Italians love Shakespeare - almost every theatre company in the country is presenting at least one of his plays this season. And its not just the popular ones: as well as your Amleto you also get your odd Tutto e bene quel che finises bene. And here in Roma there is a summer theatre devoted entirely to Shakespeare in Italian.
In one of those wonderful quirks of Italian logic the Silvano Toti Globe Theatre, a replica of Shakespeare's famous playhouse, was built in a grove of trees in Villa Borghese and various companies present their takes on Shakespeare - sometimes traditional often experimental from June to September.
Following the Elizabethan tradition the theatre is open air and there is a pit in front of the stage space for groundlings - or seats on benches (more expensive of course) in the galleries. In either case bringing a cushion is recommended - the ground is hard and I swear those wooden benches harder. And something I hadn't thought of - pretty much wherever you sit in the galleries in an Elizabethan theatre there is an obstructing post holding the gallery or roof above you.
The language or the slightly obstructed view didn't at stop me from enjoying a raucous and rather bawdy production of La comedia degli errore (The Comedy of Errors) last summer - though admittedly its more Funny Thing Happened on the Way to the Forum than Long Day's Journey Into Night, so was much easier to understand. I'm not sure how I would handle three hours of Hamlet or King Lear in Italian but I may give it a try when the season starts in June.
So what brings on this sudden post about Shakespeare and Italians? Two things! Well actually three but I'll post about the other one separately.

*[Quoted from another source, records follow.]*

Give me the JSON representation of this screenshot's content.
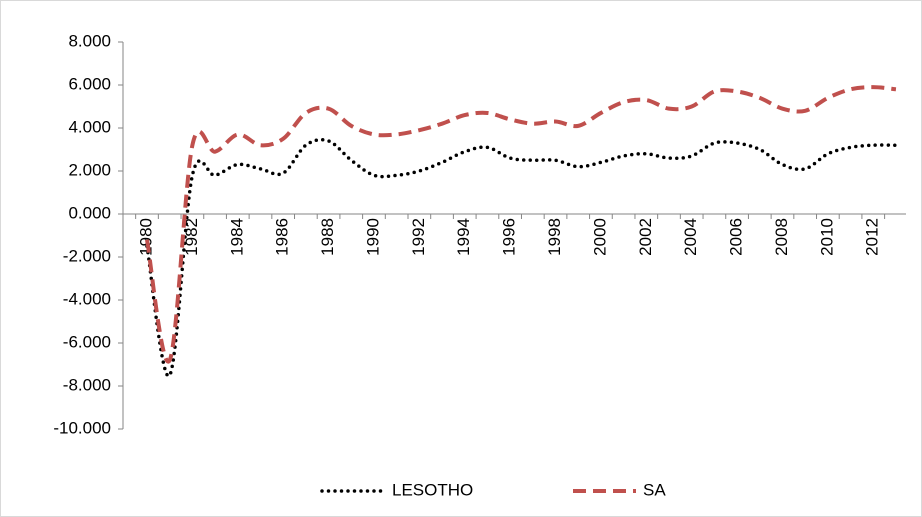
{
  "chart_data": {
    "type": "line",
    "categories": [
      "1980",
      null,
      "1982",
      null,
      "1984",
      null,
      "1986",
      null,
      "1988",
      null,
      "1990",
      null,
      "1992",
      null,
      "1994",
      null,
      "1996",
      null,
      "1998",
      null,
      "2000",
      null,
      "2002",
      null,
      "2004",
      null,
      "2006",
      null,
      "2008",
      null,
      "2010",
      null,
      "2012",
      null
    ],
    "series": [
      {
        "name": "LESOTHO",
        "color": "#000000",
        "style": "dotted",
        "values": [
          -1.5,
          -7.5,
          1.8,
          1.8,
          2.3,
          2.1,
          1.9,
          3.2,
          3.4,
          2.5,
          1.8,
          1.8,
          2.0,
          2.4,
          2.9,
          3.1,
          2.6,
          2.5,
          2.5,
          2.2,
          2.4,
          2.7,
          2.8,
          2.6,
          2.7,
          3.3,
          3.3,
          3.0,
          2.3,
          2.1,
          2.8,
          3.1,
          3.2,
          3.2
        ]
      },
      {
        "name": "SA",
        "color": "#c0504d",
        "style": "dashed",
        "values": [
          -1.2,
          -6.8,
          3.2,
          2.9,
          3.7,
          3.2,
          3.5,
          4.7,
          4.9,
          4.1,
          3.7,
          3.7,
          3.9,
          4.2,
          4.6,
          4.7,
          4.4,
          4.2,
          4.3,
          4.1,
          4.7,
          5.2,
          5.3,
          4.9,
          5.0,
          5.7,
          5.7,
          5.4,
          4.9,
          4.8,
          5.4,
          5.8,
          5.9,
          5.8
        ]
      }
    ],
    "ylim": [
      -10,
      8
    ],
    "yticks": [
      {
        "value": -10,
        "label": "-10.000"
      },
      {
        "value": -8,
        "label": "-8.000"
      },
      {
        "value": -6,
        "label": "-6.000"
      },
      {
        "value": -4,
        "label": "-4.000"
      },
      {
        "value": -2,
        "label": "-2.000"
      },
      {
        "value": 0,
        "label": "0.000"
      },
      {
        "value": 2,
        "label": "2.000"
      },
      {
        "value": 4,
        "label": "4.000"
      },
      {
        "value": 6,
        "label": "6.000"
      },
      {
        "value": 8,
        "label": "8.000"
      }
    ],
    "grid": false,
    "legend": "bottom"
  }
}
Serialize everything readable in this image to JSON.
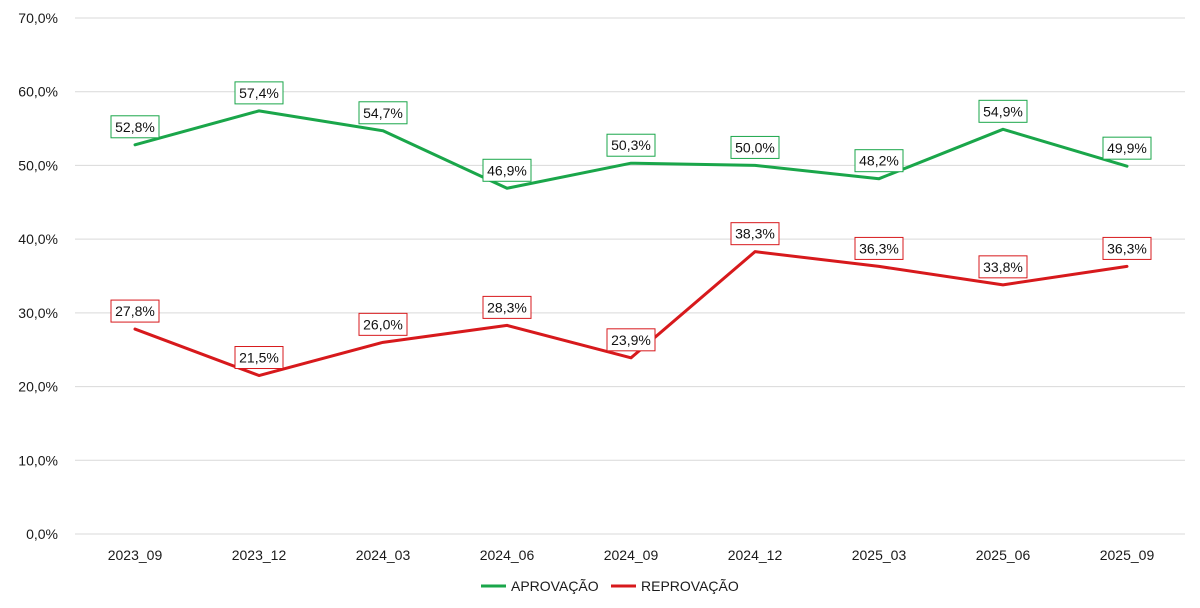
{
  "chart_data": {
    "type": "line",
    "categories": [
      "2023_09",
      "2023_12",
      "2024_03",
      "2024_06",
      "2024_09",
      "2024_12",
      "2025_03",
      "2025_06",
      "2025_09"
    ],
    "series": [
      {
        "name": "APROVAÇÃO",
        "color": "#1aa64a",
        "values": [
          52.8,
          57.4,
          54.7,
          46.9,
          50.3,
          50.0,
          48.2,
          54.9,
          49.9
        ],
        "labels": [
          "52,8%",
          "57,4%",
          "54,7%",
          "46,9%",
          "50,3%",
          "50,0%",
          "48,2%",
          "54,9%",
          "49,9%"
        ]
      },
      {
        "name": "REPROVAÇÃO",
        "color": "#d7191c",
        "values": [
          27.8,
          21.5,
          26.0,
          28.3,
          23.9,
          38.3,
          36.3,
          33.8,
          36.3
        ],
        "labels": [
          "27,8%",
          "21,5%",
          "26,0%",
          "28,3%",
          "23,9%",
          "38,3%",
          "36,3%",
          "33,8%",
          "36,3%"
        ]
      }
    ],
    "y_ticks": [
      0,
      10,
      20,
      30,
      40,
      50,
      60,
      70
    ],
    "y_tick_labels": [
      "0,0%",
      "10,0%",
      "20,0%",
      "30,0%",
      "40,0%",
      "50,0%",
      "60,0%",
      "70,0%"
    ],
    "ylim": [
      0,
      70
    ],
    "grid": true,
    "legend_position": "bottom-center"
  }
}
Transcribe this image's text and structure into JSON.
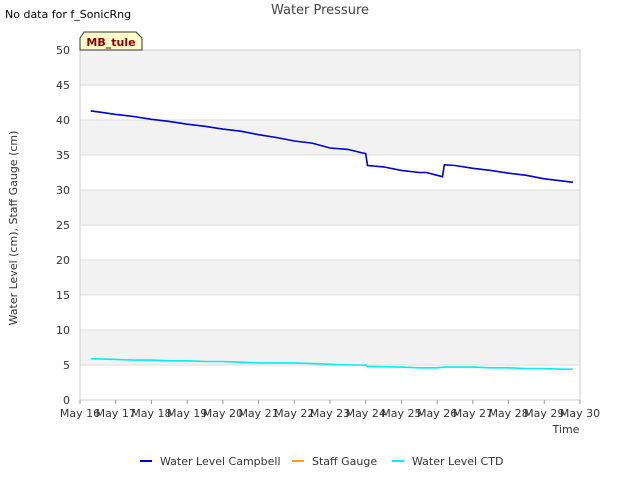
{
  "page": {
    "nodata_note": "No data for f_SonicRng",
    "site_tag": "MB_tule"
  },
  "chart_data": {
    "type": "line",
    "title": "Water Pressure",
    "xlabel": "Time",
    "ylabel": "Water Level (cm), Staff Gauge (cm)",
    "ylim": [
      0,
      50
    ],
    "yticks": [
      0,
      5,
      10,
      15,
      20,
      25,
      30,
      35,
      40,
      45,
      50
    ],
    "xlim": [
      16,
      30
    ],
    "xticks": [
      {
        "v": 16,
        "label": "May 16"
      },
      {
        "v": 17,
        "label": "May 17"
      },
      {
        "v": 18,
        "label": "May 18"
      },
      {
        "v": 19,
        "label": "May 19"
      },
      {
        "v": 20,
        "label": "May 20"
      },
      {
        "v": 21,
        "label": "May 21"
      },
      {
        "v": 22,
        "label": "May 22"
      },
      {
        "v": 23,
        "label": "May 23"
      },
      {
        "v": 24,
        "label": "May 24"
      },
      {
        "v": 25,
        "label": "May 25"
      },
      {
        "v": 26,
        "label": "May 26"
      },
      {
        "v": 27,
        "label": "May 27"
      },
      {
        "v": 28,
        "label": "May 28"
      },
      {
        "v": 29,
        "label": "May 29"
      },
      {
        "v": 30,
        "label": "May 30"
      }
    ],
    "grid": true,
    "legend_position": "bottom",
    "series": [
      {
        "name": "Water Level Campbell",
        "color": "#0000cc",
        "x": [
          16.3,
          16.6,
          17.0,
          17.5,
          18.0,
          18.5,
          19.0,
          19.5,
          20.0,
          20.5,
          21.0,
          21.5,
          22.0,
          22.5,
          23.0,
          23.5,
          23.9,
          24.0,
          24.05,
          24.5,
          25.0,
          25.5,
          25.7,
          26.0,
          26.15,
          26.2,
          26.5,
          27.0,
          27.5,
          28.0,
          28.5,
          29.0,
          29.5,
          29.8
        ],
        "y": [
          41.3,
          41.1,
          40.8,
          40.5,
          40.1,
          39.8,
          39.4,
          39.1,
          38.7,
          38.4,
          37.9,
          37.5,
          37.0,
          36.7,
          36.0,
          35.8,
          35.3,
          35.2,
          33.5,
          33.3,
          32.8,
          32.5,
          32.5,
          32.1,
          31.9,
          33.6,
          33.5,
          33.1,
          32.8,
          32.4,
          32.1,
          31.6,
          31.3,
          31.1
        ]
      },
      {
        "name": "Staff Gauge",
        "color": "#ffa500",
        "x": [],
        "y": []
      },
      {
        "name": "Water Level CTD",
        "color": "#00eeee",
        "x": [
          16.3,
          17.0,
          17.5,
          18.0,
          18.5,
          19.0,
          19.5,
          20.0,
          20.5,
          21.0,
          21.5,
          22.0,
          22.5,
          23.0,
          23.5,
          24.0,
          24.05,
          25.0,
          25.5,
          26.0,
          26.2,
          27.0,
          27.5,
          28.0,
          28.5,
          29.0,
          29.5,
          29.8
        ],
        "y": [
          5.9,
          5.8,
          5.7,
          5.7,
          5.6,
          5.6,
          5.5,
          5.5,
          5.4,
          5.3,
          5.3,
          5.3,
          5.2,
          5.1,
          5.0,
          5.0,
          4.8,
          4.7,
          4.6,
          4.6,
          4.7,
          4.7,
          4.6,
          4.6,
          4.5,
          4.5,
          4.4,
          4.4
        ]
      }
    ]
  }
}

First: For the next 15 weeks the daily newspaper La Repubblica is including a DVD of a Shakespeare play with its weekly magazine L'espresso. They launched the series last week with an extremely good Othello starring Anthony Hopkins, Bob Hoskins and Penelope Wilton recorded in 1981. This week its Hamlet with Derek Jacobi and Claire Bloom. All 15 are part of a BBC series of the complete works presented from 1978 until 1985. Some of the finest actors of the period were involved including John Gielgud, Helen Mirren and Anthony Quayle, to name just a few. And as DVDs go they aren't that expensive so I'm planning to collect all of them.
Second: Propeller - in the company of men is in town presenting The Merchant of Venice and A Midsummer Night's Dream at the Teatro della Valle this weekend. This all-male 14 member Shakespearean company was founded by Edward Hall with the backing of the Watermill Playhouse in West Berkshire. Their ground breaking performances of Henry V, Twelfth Night, the Henry VI plays and, particularly, A Midsummer Night's Dream have been lauded in theater circles around the world. The company doesn't follow period practices - no hey nonny nonny or fatheringales - except that all the parts are played by men as they were in Shakespeare's time. One thing is clear from all the reviews and interviews published since the company was founded - this is not a bunch of men in drag camping up the Bard but a serious troupe of actors using the text to revive the excitement that the audience at the original Globe must have felt.
I've wanted to see Propeller since first reading about their Henry V back in 1997, so here I am 11 years later in Roma and finally getting a chance. How strange is that? From the reviews and photos (above left: Antonio is prepared for the taking of the pound of flesh)their new production of Merchant looks very exciting but a busy weekend schedule means I'll have to settle for the Dream (right: Titania is smitten by Bottom transformed into an ass). Mind you I am settling for a production of which a critic said: There was plenty of slapstick hilarity. But there was such human sweetness, too, and such generous virtuosity. The truest vision of love this play offers is the love the actors and the director show for its disturbances and contradictions. Yeah I guess I can settle for that.
*All the world's a joke... - Boito's adaptation of the famous Shakespeare quote for Verdi's Falsaff.
28 febbraio - San Romano di Condat
1 comment:
looks like another start of the summer with Shakesphere in your agendy....BUT, i can't still imagine it in Italiano!